Me hace daño con sus palabras. No quiero que se comporte así. Solamente necesito que publique mi libro, que me ayude, que apueste por mí. ¿Por qué me trata así?

-¿No querías escuchar la verdad? ¡Pues ya la tienes!  ¡No eres nadie y nunca serás nada!  ¡Tus ideas son horribles, lamentables!  ¡Tu estilo hace daño a los lectores! ¿Cómo es posible que pretendieras asustarme viniendo aquí y  agrediendo a mi familia? ¿Por qué matar a mi esposa? ¡Es una idea delirante! ¿Por qué meter a mis hijos en medio? ¡Es algo descabellado y enfermizo!  Tú no estás bien de la cabeza, Matt, deberías tumbarte en el diván de un psicólogo inmediatamente y pedir que te encierren.

Las lágrimas resbalan por mis mejillas. Esto no tenía que suceder así. Esto no es lo que yo quería. No puede decirme esas cosas y quedarse tan tranquilo. No me tiene miedo y yo estoy asustado.

-En realidad ni siquiera estás aquí. Sigues en tu despacho, escribiendo una basura  de relatos que poca gente lee. Y te crees que tienes lectores fieles a los que les gusta tu trabajo. Piensas que esperan tus cuentos como si se tratara de  lo más importante de sus míseras vidas. Crees que se arrastran por el suelo pronunciando tu nombre como si fueras un dios  ¡Y una mierda!

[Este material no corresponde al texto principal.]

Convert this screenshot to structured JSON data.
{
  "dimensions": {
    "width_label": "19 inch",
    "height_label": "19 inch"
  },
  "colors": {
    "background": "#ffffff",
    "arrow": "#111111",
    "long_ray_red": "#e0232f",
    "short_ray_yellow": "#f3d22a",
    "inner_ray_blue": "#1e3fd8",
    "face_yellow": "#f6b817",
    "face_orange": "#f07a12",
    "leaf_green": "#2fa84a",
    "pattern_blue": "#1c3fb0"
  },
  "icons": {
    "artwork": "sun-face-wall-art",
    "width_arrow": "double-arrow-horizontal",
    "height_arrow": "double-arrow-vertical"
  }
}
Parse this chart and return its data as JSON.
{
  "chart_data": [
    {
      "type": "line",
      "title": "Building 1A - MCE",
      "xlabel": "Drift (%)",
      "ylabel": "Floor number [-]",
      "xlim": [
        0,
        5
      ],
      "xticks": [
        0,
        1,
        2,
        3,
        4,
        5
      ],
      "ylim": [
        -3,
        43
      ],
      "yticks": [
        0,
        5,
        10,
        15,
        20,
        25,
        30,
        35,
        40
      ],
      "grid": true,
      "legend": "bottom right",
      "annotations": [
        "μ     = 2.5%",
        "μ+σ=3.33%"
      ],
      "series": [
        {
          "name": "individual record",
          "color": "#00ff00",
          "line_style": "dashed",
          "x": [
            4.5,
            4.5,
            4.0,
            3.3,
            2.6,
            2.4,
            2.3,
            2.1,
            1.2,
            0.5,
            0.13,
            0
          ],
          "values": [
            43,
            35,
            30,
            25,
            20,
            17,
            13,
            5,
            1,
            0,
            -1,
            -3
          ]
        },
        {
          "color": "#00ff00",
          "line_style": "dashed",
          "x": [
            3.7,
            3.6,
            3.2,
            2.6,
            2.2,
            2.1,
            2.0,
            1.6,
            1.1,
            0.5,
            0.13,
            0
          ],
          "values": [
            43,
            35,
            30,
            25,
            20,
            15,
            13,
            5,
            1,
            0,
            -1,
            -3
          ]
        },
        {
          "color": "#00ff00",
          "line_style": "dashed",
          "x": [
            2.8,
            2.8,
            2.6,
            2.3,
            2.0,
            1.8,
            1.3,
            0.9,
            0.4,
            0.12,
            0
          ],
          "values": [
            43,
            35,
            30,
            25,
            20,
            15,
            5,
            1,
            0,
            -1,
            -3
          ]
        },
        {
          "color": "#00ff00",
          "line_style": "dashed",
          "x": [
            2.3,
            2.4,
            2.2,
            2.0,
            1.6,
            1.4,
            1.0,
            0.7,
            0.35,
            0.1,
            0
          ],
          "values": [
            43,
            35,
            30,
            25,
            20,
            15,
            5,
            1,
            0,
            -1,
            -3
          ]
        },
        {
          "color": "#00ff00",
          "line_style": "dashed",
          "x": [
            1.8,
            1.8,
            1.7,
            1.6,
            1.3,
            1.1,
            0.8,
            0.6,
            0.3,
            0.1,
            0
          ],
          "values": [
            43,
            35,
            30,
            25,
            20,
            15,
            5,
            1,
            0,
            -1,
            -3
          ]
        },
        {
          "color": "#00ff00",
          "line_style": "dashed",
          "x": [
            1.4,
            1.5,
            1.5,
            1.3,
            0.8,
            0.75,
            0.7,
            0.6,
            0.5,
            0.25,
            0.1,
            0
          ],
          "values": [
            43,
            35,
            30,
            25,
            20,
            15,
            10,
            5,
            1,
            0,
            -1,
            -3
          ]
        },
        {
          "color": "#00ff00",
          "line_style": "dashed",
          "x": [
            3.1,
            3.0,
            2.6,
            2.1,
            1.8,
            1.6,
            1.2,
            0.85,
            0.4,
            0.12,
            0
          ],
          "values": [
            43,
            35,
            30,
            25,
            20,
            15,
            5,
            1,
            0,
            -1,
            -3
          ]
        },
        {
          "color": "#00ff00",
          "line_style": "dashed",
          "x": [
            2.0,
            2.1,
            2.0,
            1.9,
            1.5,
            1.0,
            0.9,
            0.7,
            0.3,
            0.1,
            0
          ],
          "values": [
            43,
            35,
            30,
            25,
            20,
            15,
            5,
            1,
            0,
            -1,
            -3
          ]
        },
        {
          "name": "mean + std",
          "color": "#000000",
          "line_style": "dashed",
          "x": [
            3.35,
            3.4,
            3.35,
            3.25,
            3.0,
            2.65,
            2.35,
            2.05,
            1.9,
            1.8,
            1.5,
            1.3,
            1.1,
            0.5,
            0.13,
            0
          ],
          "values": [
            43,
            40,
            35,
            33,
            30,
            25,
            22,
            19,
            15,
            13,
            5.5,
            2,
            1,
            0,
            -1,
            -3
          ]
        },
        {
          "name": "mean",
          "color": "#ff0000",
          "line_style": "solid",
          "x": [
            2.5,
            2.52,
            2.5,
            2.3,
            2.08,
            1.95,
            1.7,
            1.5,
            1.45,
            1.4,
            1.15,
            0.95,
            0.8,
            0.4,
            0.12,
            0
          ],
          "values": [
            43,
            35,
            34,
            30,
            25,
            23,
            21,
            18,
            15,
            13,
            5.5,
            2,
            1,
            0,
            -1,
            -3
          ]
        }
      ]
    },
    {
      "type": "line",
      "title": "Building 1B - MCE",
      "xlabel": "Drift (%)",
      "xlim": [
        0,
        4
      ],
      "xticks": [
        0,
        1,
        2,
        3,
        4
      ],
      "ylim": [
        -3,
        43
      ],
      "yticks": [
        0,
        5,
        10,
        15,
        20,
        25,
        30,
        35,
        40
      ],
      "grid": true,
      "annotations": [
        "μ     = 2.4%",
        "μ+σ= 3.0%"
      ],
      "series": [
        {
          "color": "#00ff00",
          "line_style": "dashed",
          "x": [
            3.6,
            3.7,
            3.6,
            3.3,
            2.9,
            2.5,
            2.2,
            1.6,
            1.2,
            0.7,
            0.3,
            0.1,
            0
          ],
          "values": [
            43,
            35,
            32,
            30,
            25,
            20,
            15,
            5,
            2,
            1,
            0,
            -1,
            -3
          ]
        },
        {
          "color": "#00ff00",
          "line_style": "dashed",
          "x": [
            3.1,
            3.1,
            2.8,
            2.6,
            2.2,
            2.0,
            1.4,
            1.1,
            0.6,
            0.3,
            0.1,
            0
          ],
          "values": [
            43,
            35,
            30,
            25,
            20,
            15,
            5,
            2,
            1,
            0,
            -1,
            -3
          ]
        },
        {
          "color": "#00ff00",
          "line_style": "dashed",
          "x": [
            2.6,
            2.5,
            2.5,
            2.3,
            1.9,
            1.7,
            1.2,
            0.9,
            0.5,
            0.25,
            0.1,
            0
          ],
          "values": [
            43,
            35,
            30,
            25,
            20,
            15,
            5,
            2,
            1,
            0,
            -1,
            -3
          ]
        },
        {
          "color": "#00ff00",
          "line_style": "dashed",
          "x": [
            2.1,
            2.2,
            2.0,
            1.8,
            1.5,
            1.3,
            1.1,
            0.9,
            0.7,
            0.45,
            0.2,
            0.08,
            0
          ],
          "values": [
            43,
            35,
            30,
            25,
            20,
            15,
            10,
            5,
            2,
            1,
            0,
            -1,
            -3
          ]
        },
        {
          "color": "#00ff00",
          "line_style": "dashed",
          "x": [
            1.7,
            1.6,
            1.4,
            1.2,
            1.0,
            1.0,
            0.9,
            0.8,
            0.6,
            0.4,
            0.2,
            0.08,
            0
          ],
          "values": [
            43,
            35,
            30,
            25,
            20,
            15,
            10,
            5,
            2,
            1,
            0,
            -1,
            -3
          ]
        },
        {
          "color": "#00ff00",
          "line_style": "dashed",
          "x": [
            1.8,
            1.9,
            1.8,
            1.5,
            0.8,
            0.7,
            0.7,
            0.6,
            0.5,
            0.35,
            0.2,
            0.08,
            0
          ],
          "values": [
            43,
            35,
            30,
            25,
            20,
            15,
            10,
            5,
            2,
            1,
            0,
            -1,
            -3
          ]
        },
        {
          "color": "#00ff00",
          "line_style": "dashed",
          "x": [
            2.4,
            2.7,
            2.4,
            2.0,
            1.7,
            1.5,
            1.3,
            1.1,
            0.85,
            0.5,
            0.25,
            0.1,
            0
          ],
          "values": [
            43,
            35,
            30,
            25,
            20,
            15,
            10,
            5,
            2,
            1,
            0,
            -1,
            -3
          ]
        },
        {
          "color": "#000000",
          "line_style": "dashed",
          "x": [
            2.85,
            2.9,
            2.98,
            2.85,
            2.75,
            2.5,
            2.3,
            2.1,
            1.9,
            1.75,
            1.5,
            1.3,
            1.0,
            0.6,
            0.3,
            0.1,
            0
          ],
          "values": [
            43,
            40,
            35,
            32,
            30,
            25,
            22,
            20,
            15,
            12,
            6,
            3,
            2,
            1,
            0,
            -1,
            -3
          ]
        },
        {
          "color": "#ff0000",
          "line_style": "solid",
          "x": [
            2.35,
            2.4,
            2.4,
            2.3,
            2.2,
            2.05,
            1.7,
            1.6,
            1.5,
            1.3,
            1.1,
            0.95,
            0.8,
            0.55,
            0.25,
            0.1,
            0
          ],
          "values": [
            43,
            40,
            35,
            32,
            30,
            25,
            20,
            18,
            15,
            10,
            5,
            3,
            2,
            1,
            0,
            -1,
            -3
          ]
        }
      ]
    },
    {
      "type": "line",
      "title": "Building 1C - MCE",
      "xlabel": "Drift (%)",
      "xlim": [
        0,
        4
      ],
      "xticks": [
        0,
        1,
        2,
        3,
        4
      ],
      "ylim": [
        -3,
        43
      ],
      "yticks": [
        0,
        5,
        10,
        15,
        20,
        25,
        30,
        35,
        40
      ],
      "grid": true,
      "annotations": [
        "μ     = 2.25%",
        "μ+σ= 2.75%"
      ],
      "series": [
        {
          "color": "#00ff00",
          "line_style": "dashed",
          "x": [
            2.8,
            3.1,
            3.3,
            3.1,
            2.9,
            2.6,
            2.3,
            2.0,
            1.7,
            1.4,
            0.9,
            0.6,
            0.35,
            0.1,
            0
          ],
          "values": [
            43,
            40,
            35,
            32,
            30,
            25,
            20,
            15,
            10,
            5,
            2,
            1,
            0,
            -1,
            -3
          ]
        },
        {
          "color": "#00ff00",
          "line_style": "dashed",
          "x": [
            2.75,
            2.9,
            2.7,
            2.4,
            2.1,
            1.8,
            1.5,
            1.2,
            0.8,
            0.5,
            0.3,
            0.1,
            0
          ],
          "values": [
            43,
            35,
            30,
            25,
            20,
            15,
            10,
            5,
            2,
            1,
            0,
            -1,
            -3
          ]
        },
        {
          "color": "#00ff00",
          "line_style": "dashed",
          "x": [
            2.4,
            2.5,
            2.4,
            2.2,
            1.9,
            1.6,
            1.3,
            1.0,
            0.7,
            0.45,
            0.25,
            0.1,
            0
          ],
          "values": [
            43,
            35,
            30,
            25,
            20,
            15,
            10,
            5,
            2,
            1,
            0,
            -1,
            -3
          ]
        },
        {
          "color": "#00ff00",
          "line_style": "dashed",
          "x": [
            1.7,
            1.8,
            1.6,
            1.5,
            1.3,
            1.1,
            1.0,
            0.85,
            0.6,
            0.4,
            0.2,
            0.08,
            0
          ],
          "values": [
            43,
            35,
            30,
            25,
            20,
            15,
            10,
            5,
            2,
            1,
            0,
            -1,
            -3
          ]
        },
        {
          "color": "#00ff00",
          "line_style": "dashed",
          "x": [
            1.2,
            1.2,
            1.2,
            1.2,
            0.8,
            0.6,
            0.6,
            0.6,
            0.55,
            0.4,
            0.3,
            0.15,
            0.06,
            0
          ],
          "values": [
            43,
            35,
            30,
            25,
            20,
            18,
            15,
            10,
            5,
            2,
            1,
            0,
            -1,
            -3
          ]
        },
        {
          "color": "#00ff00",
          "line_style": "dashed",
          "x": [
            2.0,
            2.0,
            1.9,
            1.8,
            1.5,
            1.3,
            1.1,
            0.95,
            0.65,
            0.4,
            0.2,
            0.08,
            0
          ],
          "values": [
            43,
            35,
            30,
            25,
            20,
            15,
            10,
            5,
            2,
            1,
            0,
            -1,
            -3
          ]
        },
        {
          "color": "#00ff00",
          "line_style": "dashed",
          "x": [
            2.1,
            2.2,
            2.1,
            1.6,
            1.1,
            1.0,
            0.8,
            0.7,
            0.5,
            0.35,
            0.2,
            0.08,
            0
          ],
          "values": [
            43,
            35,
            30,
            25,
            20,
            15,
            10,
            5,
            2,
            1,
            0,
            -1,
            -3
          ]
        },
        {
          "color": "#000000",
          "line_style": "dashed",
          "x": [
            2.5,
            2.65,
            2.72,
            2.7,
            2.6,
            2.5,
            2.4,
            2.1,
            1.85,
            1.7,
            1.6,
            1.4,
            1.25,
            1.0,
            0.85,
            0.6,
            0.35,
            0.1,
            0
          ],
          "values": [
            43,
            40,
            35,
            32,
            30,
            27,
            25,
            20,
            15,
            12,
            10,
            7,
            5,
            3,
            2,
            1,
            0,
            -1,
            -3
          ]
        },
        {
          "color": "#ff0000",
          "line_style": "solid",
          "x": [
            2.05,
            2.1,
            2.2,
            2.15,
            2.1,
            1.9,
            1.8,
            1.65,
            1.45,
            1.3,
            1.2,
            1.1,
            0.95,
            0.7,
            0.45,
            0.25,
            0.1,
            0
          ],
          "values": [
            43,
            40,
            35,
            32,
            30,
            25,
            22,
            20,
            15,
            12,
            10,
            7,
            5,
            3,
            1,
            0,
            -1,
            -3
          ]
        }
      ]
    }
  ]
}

No quieren hacerte daño y te engañan con sus opiniones pero todos saben que no vales nada. La mayoría de ellos son lectores mediocres, muy poco exigentes que habitualmente dejan tus cuentos a medias porque son abominables.

Tiene razón. Me encuentro en mi despacho. Estoy solo. Escribo. Aún así, las palabras del editor siguen sonando dentro de mi cabeza.

-¡Eres un puñetero imbécil! ¡Un fracasado! ¡Nunca lo olvides!  Fracasado es la palabra que te define.

La voz del editor cada vez suena más débil  hasta que se convierte en una lejana melodía dura y desagradable. Al dejar de escucharla veo que ante mí tengo el ordenador apagado, que ni siquiera he estado escribiendo,  que jamás ha habido gente ahí detrás siguiendo mis trabajos, que  en realidad nunca he escrito nada porque no sé hacerlo. En definitiva, no soy más que un percance en la imaginación de un autor inmaduro.

Y soy un fracasado, porque así me lo han explicado las palabras de un reputado editor al que he pretendido  hacer daño por no enfrentarme a mis propios miedos.
Y soy un fracasado,  porque así lo está escribiendo alguien que verdaderamente me conoce en profundidad.
En realidad, por si te queda alguna duda,  no soy nada  más que el alter ego de un hombre que nunca ha dejado de luchar por sus sueños.